Investing in Real Estate: 4 Incredible Tax Strategies You Need to Know About
Updated: Sep 30, 2019
Real Estate Tax Shelters
As Benjamin Franklin so accurately said,
“In this world nothing can be said to be certain, except death and taxes.”
Death is not something enjoyable to talk about. So let’s focus on taxes, and more importantly, how much we all dislike paying them.
What would you say if I told you there is an investment asset class out there that, when done properly, can reduce your taxes, or even allow your earnings to be tax free? Yes, that’s right. Tax free!! If you are interested in making money tax free then keep reading about the tax advantages of real estate investing.
Please keep in mind that the information provided herein is for educational purposes only. It is not to be considered as accounting advice.
So, let’s get back to investing in real estate and how to make money through tax advantages.
There are 4 Great Tax Advantages of Investing in Real Estate
1) Tax Deferral
The disposition of a property is taxable in the year it is sold. There is a tax deferral technique known as a 1031 Exchange. It allows the taxes to be deferred when capital is reinvested into a like-kind property. This defers the taxes from not only the income generated from the property but also from capital gains and depreciation.
Most syndicators will try to utilize 1031 exchanges on properties as part of their strategy. It can be a great option when investors want to keep their funds in play and continue to receive passive income.
With real estate you are able to cash out a portion of the profits without taxes being applied. What allows you to do this is refinancing the property with a new mortgage. Then the tax-free profits can be re-invested. Investing in real estate through refinancing is a smart strategy.
Most syndicators will refinancing a property after it has been stabilized, which is typically around year two or 1/2 through a 5 year expected hold. When properties are acquired well below market value and steps are taken to perform improvements and improve occupancy, the syndicator is able to force appreciation to the property. This in turn increases its value and (NOI) net operating income. Through refinancing, the goal is then to be able to return a significant portion of the investors original investment while still providing them the cash flow from the income generating property. This takes much of the risk off the table and makes investors happy as they are getting their capital back much sooner, allowing them to reinvest in additional deals.
Depreciation is the holy grail of all investment deductions. Because it is taken even though it is a non-cash expense (meaning we didn’t spend any money), it is simply calculated from the value of the portions of the property that are deemed to be dropping over time.
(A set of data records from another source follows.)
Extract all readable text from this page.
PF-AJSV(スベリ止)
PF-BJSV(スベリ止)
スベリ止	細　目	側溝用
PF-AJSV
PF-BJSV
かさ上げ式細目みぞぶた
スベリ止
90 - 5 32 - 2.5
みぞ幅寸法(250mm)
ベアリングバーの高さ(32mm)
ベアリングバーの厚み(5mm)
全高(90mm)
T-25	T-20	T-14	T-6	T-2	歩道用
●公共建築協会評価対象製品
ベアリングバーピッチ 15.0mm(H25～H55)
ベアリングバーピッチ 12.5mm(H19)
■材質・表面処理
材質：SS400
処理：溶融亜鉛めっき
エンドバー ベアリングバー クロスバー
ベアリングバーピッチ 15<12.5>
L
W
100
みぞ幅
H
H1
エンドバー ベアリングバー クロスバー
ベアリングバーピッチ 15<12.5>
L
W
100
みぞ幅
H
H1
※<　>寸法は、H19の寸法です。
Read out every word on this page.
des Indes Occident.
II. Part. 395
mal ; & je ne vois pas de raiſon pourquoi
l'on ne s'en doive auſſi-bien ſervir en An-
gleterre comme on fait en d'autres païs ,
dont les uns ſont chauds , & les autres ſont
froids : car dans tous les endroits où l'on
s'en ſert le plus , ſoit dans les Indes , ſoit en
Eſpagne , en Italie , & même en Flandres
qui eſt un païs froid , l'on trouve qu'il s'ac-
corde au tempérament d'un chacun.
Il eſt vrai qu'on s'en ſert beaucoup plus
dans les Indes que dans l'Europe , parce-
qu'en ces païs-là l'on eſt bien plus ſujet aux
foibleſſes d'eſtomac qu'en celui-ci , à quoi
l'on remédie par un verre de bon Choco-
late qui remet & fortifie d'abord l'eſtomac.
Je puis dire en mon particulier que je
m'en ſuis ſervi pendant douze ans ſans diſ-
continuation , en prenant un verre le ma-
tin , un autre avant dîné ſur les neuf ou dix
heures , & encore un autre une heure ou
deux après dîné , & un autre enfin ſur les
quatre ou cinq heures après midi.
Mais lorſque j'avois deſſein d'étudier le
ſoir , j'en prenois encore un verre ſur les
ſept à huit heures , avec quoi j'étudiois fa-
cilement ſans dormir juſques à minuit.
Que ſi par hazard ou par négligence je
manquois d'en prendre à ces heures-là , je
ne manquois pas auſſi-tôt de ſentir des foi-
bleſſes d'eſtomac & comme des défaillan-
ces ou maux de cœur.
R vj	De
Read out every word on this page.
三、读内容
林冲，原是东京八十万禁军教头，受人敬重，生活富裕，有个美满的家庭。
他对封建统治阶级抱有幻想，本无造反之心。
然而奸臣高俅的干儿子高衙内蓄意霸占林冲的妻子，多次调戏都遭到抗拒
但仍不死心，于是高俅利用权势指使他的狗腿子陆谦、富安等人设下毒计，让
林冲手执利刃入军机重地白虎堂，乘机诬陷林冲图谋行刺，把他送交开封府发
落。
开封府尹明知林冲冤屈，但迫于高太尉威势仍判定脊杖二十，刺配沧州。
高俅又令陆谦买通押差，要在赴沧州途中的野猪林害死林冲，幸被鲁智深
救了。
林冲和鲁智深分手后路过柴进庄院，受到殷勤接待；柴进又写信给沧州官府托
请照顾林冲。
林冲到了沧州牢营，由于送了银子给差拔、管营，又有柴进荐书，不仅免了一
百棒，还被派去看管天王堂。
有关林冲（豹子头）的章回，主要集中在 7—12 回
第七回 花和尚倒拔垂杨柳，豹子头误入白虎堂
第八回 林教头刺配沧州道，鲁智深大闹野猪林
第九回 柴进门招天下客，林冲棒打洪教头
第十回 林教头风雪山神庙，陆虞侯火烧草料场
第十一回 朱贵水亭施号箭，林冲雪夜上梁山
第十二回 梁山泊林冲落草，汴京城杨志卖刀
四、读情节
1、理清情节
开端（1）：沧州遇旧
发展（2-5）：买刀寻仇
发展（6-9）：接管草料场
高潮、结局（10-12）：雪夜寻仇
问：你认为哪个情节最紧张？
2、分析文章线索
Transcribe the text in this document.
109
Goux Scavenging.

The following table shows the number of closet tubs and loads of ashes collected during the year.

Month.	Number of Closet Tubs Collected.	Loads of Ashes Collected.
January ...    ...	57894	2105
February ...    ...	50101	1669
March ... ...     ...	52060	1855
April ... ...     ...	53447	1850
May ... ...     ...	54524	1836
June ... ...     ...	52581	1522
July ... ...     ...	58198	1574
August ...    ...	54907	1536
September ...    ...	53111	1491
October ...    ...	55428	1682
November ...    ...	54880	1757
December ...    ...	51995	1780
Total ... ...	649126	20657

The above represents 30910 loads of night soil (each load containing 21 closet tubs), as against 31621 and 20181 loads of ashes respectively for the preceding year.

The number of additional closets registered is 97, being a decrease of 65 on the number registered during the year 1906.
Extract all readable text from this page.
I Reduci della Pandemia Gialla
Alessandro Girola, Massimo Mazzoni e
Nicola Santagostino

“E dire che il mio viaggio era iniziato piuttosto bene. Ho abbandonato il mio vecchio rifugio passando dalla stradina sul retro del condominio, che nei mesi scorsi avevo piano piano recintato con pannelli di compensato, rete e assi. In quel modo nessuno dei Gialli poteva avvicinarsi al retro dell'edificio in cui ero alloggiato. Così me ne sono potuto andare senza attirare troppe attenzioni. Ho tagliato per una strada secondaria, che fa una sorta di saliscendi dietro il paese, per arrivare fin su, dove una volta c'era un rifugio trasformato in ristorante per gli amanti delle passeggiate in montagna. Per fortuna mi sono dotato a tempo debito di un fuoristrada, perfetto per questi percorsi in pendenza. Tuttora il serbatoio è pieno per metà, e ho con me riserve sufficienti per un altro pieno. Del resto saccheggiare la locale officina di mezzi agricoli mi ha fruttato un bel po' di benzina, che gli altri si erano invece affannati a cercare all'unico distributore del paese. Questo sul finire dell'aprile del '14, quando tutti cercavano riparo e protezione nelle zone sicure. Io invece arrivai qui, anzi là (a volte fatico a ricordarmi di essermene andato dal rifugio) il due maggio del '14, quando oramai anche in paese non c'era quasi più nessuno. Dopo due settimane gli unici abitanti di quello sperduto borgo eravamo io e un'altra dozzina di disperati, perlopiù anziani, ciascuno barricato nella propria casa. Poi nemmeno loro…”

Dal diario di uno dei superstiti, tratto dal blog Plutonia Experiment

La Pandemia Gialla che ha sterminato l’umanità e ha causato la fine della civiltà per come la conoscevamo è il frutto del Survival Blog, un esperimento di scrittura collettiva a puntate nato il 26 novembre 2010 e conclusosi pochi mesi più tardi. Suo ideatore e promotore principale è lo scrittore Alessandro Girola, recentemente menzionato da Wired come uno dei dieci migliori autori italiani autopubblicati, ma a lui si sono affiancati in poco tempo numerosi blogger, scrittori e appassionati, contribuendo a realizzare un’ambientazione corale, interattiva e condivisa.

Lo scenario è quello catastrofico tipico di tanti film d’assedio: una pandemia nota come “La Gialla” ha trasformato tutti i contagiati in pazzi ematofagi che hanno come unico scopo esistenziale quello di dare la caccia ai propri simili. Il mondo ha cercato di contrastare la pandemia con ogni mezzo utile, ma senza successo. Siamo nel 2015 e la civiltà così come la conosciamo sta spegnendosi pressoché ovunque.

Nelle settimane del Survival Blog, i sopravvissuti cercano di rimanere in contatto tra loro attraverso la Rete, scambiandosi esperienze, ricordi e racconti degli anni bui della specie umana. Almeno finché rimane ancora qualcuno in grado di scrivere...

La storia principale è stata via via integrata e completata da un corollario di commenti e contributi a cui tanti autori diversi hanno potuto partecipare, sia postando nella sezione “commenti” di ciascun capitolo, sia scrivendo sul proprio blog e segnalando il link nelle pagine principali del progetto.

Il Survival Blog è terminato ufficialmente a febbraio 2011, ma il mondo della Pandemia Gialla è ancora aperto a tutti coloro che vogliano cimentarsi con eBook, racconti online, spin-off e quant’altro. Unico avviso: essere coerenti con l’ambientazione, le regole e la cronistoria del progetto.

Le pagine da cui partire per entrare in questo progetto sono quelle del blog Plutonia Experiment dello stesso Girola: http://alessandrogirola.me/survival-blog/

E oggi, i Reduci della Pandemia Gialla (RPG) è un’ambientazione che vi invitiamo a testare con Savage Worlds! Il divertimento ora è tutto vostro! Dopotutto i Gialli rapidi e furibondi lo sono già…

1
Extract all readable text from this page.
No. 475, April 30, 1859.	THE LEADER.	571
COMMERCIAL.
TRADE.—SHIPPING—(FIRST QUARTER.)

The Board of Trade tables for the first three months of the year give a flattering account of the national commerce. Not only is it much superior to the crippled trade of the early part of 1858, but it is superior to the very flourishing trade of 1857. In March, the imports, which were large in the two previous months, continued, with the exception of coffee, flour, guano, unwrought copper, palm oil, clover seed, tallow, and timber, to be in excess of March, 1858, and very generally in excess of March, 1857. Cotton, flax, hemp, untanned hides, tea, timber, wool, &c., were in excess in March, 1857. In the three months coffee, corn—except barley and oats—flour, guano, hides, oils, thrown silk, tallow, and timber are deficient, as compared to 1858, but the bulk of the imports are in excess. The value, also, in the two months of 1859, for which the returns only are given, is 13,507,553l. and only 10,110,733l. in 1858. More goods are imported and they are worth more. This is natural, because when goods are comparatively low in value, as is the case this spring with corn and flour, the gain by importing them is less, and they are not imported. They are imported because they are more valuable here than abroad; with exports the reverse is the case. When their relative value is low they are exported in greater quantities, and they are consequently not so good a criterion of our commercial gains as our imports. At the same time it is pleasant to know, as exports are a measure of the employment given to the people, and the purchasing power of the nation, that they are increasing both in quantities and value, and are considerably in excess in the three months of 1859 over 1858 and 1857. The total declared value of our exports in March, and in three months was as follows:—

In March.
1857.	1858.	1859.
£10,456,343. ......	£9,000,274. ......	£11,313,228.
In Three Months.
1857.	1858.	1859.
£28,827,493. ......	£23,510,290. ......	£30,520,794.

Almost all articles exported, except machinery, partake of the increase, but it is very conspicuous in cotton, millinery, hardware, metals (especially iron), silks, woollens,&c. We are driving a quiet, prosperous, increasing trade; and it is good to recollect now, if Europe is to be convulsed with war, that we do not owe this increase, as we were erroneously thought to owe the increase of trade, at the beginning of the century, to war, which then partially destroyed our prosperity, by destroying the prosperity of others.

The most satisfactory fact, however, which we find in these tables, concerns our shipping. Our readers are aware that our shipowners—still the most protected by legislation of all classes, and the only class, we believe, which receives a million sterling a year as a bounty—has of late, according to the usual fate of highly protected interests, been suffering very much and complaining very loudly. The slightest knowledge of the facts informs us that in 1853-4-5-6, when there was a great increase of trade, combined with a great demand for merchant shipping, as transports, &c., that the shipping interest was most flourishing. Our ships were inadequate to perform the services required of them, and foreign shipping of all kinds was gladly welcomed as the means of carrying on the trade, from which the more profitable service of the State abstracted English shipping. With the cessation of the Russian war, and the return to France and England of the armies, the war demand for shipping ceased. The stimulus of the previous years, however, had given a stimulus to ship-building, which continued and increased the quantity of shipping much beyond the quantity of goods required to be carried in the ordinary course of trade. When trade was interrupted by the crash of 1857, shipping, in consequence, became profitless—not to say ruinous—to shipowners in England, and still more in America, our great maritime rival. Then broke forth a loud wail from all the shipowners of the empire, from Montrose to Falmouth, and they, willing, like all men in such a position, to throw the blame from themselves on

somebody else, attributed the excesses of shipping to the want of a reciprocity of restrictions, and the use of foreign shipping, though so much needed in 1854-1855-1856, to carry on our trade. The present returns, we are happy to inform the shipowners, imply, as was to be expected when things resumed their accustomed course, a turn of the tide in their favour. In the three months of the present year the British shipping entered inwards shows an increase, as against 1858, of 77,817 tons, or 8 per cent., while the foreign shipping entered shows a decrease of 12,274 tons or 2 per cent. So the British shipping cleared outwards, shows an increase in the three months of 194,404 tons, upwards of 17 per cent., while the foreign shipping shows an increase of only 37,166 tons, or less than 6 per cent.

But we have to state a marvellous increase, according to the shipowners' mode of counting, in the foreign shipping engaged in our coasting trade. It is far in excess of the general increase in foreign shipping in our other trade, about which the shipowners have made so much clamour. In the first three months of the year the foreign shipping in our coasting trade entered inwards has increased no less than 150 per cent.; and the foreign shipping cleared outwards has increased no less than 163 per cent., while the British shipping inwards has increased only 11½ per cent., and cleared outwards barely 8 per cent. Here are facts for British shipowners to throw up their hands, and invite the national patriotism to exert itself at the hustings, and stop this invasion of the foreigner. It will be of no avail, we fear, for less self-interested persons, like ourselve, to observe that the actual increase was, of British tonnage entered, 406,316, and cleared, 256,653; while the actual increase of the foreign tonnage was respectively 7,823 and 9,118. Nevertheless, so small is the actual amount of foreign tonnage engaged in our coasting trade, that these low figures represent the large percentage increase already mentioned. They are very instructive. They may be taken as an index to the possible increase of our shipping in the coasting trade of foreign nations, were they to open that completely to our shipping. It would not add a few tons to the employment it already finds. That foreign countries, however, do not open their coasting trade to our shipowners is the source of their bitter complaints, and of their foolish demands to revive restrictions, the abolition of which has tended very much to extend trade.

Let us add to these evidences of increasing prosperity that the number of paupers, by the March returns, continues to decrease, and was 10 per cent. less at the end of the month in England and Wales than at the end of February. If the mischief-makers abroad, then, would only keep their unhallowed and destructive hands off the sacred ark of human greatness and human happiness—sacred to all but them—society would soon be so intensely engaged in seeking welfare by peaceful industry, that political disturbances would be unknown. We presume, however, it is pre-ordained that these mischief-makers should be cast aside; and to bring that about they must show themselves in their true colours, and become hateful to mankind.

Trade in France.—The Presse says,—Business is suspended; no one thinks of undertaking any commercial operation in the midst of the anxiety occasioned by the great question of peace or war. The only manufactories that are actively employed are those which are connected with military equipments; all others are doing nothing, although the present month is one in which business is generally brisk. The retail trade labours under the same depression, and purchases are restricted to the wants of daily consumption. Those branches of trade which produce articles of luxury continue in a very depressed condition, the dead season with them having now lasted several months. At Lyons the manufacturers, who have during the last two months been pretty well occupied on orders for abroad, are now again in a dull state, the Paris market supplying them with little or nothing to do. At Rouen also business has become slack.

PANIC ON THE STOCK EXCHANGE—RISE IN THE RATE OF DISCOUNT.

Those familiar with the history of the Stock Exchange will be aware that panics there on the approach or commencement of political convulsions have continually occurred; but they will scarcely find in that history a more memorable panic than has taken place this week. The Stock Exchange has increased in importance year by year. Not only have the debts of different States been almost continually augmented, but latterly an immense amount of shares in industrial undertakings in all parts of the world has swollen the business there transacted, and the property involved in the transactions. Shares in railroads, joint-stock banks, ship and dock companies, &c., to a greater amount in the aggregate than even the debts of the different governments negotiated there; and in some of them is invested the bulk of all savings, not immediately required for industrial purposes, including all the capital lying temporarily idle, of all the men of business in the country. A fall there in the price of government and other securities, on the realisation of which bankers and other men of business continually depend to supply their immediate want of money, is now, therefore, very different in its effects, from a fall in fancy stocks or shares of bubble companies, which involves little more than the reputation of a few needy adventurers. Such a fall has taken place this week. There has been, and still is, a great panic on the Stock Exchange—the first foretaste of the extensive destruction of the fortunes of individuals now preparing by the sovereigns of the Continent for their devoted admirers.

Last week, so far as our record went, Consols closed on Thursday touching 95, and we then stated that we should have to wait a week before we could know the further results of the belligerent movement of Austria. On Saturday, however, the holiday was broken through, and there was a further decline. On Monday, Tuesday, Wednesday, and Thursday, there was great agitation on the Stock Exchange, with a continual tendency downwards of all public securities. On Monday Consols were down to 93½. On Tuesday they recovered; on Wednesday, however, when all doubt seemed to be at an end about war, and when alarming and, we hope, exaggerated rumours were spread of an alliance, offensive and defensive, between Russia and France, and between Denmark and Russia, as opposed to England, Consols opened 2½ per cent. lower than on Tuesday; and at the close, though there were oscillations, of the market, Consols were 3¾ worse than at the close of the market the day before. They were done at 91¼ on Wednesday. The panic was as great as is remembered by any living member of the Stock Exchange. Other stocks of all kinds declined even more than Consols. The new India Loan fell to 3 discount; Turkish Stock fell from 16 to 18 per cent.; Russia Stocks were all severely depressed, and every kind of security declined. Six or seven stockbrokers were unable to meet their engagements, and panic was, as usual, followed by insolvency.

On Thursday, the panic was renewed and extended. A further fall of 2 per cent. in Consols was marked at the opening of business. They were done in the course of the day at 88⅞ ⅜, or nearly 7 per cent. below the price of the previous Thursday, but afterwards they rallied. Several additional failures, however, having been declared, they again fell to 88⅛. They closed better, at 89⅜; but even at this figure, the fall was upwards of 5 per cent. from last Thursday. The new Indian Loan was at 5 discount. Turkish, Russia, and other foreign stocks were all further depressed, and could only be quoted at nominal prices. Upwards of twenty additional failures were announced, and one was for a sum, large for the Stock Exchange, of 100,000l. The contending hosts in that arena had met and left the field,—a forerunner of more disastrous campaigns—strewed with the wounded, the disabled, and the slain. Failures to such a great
For example, the physical structure on your land, brick and mortar are being used up. Hence they are worth less each and every year. So the type of property it is (i.e. Commercial, residential, industrial) and the length of time you are allowed to depreciate those parts of the property, will determine the amount you're allowed to apply against the income generated. Often times this eliminates the entire amount of taxes owed.
Another great depreciation benefit can be achieved by doing a cost segregation study. This is a widely used accounting tool by real estate investors as a way to preserve capital and realize significant tax benefits through accelerated depreciation, asset reclassifications and easier write-downs when assets are disposed of. The Tax Cuts and Jobs Act, passed in 2017, made major changes to the rules on bonus depreciation. Most significantly, it doubled the bonus depreciation deduction for qualified property, as defined by the IRS, from 50% to 100%.
McKenna Capital invests in deals that structure its partnerships in such a way that all partners get to share not only in the profits, the appreciation, but also the depreciation making your investment that much more appealing. This is an enticing tax advantage of real estate investing.
4) Tax Deductions
The financial (mortgage & interest) and operational costs (property management fees, maintenance, property tax, etc.) and insurance premiums on a rental income property can all be claimed as deductions from the revenue generated.
As you can see there are many tax advantages of investing in real estate that other investment options do not offer. That is why diversifying your investment portfolio to include real estate might be a great idea for you. Talk to your accountant and see if it would work for you!